Opinion / 26 September 2018, 2:00pm / Cicely Blumberg
The Cape Argus articles of September 3 and 10 by Eugene Moll and Jonathan Schrire on trees in Tokai refer.
There appears to be a deep underlying and ominous issue which has not been referred to, namely, why is nobody querying the status of the eco-xenophobic conservationists? Who appointed them to their positions in the first place? And who has given them the powers to be the only mouthpiece to implement their destructive and cruel “solutions” to both flora and fauna? They are paid with public money and therefore should not be allowed to be a law unto themselves.
South Africa’s apathetic public needs to ask the question: “Are we not to blame if we don’t stop the appointment of such people whom we permit to speak for us when we don’t agree with their methods?”
South Africa is an extremely violent country and so-called “solutions” by the eco-xenophobic conservationists are always violent, destructive and cruel.
They don’t take into account the sensitivities of the public which consists of intelligent evolved people who are horrified at their eco-xenophobic attitude towards flora and fauna. If conservationists, of all people who should know better, are unaware that trees are nature’s miracle and can knowingly ring bark and mutilate magnificent trees, they are the wrong people for the job.

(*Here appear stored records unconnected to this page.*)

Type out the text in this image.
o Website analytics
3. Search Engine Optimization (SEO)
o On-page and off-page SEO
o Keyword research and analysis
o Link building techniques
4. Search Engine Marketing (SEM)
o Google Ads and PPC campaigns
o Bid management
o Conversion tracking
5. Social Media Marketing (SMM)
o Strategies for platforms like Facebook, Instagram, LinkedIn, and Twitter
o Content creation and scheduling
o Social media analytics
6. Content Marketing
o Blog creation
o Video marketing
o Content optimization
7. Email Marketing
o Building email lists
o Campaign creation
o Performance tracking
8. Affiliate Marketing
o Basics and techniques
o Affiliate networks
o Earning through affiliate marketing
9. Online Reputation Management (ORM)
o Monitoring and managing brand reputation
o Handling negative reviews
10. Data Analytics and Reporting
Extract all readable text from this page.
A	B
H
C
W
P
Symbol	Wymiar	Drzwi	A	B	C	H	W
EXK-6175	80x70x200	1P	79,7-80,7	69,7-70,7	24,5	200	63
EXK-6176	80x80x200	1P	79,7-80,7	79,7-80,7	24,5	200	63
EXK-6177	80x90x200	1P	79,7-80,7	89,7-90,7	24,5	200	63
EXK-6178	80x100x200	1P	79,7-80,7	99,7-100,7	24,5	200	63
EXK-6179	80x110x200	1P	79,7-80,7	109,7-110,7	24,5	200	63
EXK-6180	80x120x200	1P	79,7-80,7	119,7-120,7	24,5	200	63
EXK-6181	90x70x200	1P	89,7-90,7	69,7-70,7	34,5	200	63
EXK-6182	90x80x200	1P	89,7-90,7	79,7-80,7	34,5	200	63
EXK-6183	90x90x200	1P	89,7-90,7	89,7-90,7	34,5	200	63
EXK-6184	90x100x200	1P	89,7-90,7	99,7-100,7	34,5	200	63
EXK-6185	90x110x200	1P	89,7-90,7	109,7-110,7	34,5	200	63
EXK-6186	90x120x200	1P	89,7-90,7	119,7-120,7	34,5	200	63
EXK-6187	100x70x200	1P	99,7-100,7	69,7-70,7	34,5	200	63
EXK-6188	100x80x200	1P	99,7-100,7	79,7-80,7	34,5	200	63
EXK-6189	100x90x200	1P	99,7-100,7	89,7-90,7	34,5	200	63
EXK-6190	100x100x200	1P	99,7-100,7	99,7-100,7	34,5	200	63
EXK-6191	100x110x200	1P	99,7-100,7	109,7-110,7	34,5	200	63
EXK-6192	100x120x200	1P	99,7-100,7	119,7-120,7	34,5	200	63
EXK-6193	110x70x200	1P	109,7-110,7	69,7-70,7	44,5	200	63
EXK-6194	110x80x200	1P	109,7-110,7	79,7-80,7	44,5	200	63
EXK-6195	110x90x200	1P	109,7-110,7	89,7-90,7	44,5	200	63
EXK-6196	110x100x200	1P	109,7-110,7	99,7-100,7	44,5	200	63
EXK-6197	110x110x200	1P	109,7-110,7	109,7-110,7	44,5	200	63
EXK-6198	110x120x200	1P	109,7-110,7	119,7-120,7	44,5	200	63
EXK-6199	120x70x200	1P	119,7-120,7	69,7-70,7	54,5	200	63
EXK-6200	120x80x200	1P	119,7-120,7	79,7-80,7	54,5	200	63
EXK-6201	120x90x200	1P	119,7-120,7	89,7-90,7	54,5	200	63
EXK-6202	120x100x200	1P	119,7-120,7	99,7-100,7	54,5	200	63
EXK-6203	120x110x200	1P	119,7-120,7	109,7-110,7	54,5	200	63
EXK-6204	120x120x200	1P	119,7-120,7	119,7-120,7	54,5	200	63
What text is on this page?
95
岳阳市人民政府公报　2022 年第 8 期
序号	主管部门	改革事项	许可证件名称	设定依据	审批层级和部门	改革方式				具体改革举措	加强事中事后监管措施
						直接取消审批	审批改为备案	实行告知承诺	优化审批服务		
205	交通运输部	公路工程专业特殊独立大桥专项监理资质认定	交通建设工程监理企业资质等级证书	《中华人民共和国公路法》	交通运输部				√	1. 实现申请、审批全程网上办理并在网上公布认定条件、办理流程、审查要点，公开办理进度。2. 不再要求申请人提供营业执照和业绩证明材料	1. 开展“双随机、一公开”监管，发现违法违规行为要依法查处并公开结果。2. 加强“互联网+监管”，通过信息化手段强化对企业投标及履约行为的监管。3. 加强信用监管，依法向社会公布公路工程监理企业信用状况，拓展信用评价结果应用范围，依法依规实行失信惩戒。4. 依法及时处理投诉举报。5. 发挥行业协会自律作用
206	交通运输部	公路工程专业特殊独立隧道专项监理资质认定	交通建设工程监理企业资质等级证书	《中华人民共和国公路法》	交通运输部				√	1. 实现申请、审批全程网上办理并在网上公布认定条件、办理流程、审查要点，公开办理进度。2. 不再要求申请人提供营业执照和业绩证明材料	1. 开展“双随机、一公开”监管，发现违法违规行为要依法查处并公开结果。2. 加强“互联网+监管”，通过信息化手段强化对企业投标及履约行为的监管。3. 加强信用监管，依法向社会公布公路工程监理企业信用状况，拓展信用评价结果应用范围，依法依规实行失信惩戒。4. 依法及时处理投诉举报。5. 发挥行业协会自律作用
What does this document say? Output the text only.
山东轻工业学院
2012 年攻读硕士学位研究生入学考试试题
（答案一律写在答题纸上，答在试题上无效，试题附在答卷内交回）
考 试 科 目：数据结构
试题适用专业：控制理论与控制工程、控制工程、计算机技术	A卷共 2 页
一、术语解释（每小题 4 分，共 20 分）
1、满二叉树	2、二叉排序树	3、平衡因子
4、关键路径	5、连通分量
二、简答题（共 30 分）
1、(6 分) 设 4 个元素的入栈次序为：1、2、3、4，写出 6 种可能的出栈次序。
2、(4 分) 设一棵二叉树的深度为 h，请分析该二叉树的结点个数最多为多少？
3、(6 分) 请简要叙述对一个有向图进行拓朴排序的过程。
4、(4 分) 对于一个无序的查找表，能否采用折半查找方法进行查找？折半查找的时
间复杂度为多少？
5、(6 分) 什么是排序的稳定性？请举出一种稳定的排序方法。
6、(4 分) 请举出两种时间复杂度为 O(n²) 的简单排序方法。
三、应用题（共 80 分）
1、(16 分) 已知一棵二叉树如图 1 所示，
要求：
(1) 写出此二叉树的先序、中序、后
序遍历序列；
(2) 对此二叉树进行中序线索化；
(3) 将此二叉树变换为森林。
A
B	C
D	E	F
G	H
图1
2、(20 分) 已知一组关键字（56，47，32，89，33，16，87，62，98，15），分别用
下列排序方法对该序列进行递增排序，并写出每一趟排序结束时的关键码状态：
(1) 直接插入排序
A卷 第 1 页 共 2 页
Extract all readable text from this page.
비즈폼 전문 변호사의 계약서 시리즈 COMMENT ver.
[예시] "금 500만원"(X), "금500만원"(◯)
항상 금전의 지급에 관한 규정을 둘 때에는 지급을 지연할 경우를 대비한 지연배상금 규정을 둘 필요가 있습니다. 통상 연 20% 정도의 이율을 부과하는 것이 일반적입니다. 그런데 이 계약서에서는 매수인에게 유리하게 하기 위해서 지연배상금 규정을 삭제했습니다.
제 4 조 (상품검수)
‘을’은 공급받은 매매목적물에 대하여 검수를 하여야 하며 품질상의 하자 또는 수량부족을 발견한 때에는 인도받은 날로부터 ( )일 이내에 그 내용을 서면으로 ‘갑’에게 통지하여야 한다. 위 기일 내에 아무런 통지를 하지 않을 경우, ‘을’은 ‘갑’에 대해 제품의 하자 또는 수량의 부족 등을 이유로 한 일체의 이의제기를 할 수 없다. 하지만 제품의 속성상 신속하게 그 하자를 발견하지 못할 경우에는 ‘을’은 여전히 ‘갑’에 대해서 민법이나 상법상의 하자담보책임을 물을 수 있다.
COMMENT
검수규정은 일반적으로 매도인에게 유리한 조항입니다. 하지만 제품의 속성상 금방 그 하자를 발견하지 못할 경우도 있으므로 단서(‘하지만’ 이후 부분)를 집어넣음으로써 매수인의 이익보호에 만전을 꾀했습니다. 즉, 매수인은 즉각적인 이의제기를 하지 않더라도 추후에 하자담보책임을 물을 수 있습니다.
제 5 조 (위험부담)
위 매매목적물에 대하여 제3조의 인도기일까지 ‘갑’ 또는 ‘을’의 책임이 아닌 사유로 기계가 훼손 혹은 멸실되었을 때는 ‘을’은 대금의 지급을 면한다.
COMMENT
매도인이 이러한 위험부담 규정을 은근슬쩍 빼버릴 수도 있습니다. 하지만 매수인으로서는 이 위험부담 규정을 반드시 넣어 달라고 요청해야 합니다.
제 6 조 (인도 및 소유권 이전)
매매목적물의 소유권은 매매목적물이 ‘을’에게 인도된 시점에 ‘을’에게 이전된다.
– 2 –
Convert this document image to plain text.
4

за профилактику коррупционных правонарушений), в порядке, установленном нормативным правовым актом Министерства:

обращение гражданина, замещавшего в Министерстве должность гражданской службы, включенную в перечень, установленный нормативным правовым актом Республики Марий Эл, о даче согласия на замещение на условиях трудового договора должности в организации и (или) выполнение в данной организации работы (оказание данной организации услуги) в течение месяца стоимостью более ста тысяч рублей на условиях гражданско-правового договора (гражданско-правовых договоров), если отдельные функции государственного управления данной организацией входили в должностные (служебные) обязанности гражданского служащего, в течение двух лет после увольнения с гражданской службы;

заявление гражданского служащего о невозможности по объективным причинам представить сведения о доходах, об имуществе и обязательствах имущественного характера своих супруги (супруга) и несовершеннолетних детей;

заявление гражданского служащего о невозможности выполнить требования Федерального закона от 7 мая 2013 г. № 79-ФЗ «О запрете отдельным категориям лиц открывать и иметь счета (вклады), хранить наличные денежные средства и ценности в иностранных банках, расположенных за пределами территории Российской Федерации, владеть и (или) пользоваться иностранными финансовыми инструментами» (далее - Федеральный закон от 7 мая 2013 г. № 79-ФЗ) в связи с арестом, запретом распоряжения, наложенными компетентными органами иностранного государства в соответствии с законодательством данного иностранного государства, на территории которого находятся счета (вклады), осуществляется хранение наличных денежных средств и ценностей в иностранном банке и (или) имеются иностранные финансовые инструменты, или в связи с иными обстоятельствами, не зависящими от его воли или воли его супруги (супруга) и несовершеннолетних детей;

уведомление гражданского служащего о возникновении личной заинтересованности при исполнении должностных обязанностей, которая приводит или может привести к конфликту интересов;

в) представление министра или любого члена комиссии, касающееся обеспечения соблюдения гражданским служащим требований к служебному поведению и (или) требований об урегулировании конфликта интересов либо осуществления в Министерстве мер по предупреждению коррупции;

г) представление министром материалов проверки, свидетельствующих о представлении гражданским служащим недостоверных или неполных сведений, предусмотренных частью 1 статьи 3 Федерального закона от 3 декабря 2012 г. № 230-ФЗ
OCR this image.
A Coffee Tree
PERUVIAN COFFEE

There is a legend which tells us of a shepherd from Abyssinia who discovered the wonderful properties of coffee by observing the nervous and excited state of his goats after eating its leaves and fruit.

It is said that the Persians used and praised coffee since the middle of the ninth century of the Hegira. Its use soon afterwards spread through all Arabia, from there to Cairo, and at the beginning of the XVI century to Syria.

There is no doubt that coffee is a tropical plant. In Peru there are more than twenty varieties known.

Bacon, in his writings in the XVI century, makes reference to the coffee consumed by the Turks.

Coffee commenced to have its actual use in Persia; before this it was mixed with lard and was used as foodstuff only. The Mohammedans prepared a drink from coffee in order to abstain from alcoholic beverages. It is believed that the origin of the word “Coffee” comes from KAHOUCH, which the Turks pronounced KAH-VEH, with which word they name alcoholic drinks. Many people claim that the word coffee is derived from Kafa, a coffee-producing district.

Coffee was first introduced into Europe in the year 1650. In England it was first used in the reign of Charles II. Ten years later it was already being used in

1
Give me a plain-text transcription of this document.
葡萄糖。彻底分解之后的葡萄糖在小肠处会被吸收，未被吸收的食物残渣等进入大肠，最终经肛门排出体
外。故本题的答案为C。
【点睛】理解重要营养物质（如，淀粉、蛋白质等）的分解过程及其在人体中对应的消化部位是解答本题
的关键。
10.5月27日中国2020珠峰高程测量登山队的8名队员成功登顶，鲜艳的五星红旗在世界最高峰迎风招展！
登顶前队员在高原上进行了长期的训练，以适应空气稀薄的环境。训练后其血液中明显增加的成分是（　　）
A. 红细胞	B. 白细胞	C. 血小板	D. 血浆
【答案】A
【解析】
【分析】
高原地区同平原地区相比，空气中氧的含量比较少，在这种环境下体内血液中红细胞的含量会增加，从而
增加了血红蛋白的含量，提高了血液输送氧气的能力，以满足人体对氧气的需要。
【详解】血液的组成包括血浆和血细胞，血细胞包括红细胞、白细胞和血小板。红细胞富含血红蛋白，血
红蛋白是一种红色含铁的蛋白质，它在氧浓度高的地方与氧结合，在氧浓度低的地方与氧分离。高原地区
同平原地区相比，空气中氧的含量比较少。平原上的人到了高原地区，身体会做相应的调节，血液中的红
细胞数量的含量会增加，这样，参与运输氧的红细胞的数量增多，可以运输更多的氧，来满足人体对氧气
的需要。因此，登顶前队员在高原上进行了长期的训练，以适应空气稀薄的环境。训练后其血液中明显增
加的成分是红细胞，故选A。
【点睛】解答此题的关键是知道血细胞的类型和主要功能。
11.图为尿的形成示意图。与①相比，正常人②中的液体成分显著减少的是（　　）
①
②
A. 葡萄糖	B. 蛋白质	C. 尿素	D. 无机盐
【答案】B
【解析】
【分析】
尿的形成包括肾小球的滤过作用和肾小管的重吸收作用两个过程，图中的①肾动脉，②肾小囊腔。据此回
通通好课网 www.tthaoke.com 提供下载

They need to be replaced with people who seek and implement non-violent alternatives. I refer to the anguish and anger felt by sane, concerned and rational people when certain species of animals, birds and trees are vilified and exterminated by the eco-xenophobic conservationists, many of whom view the parks and nature reserves as their own private hunting grounds, having celebratory braais to rejoice the extermination of a species, instead of implementing non-violent humane alternatives.
No wonder there is so much crime and no respect for life in all its forms in our beautiful yet sad country. Fanaticism always rings a warning bell - the time is overdue for the brainwashed old guard to be replaced with young, educated and caring people.
Also, City Parks’s mandate needs to be queried. Their mandate appears to be to roam the streets of Cape Town with the sole purpose of mutilating beautiful trees on the sides of our road so as to fill their empty trucks. Branches heavy with green oxygen-producing leaves wilt on the ground and the once magnificent trees are left with bare limbs. They also specialise in mowing the daisies in the spring time.
What are these people paid? Answers are needed. Instead, trees should be planted in every available open space and left to grow as nature intended. A recent programme on CNN showed the success of greening cities, where concrete jungles are being transformed with trees and greenery and, when viewed from above, one can only see an expanse of green.
If our trees are viewed and treated with such disrespect, it is no wonder that hunting in general, and canned lion hunting in particular is encouraged officially, with their bones being exported to Asia; donkeys allegedly being skinned alive and their hides exported to Asia; baboons being shot in Cape Town instead of providing feeding tables and sterilising them to keep numbers down; rhino and elephant poaching being a daily occurrence for their horns and tusks - also aimed at the insatiable Asian markets. South Africa is now in a unique position as a member of BRICS to put pressure on China to implement severe penalties to deter the poachers.
Safe and secure sanctuaries were offered for the endangered Himalayan tahr, the fallow deer and the Sambar deer, but there was, and still is, a news blackout and these beautiful animals were, and probably still are, being ruthlessly exterminated, especially on Robben Island. Are we talking about the Ebola virus or are we talking about beautiful animals which are considered by some not to be worthy of life?
Are we just going to throw up our hands in despair and do nothing? It will be the children of the future who will be the poorer because of our apathy. This is why the NPO with which I am involved implements humane education and youth enrichment programmes in high-risk areas, promoting compassion, empathy and respect for all life, whether towards the non-human creatures which inhabit our troubled world or towards our fellow human beings.
Hands-on interaction with nature and animals, as well as other techniques, have undoubtedly been catalysts which have helped to bring down levels of violence and create a gentler society.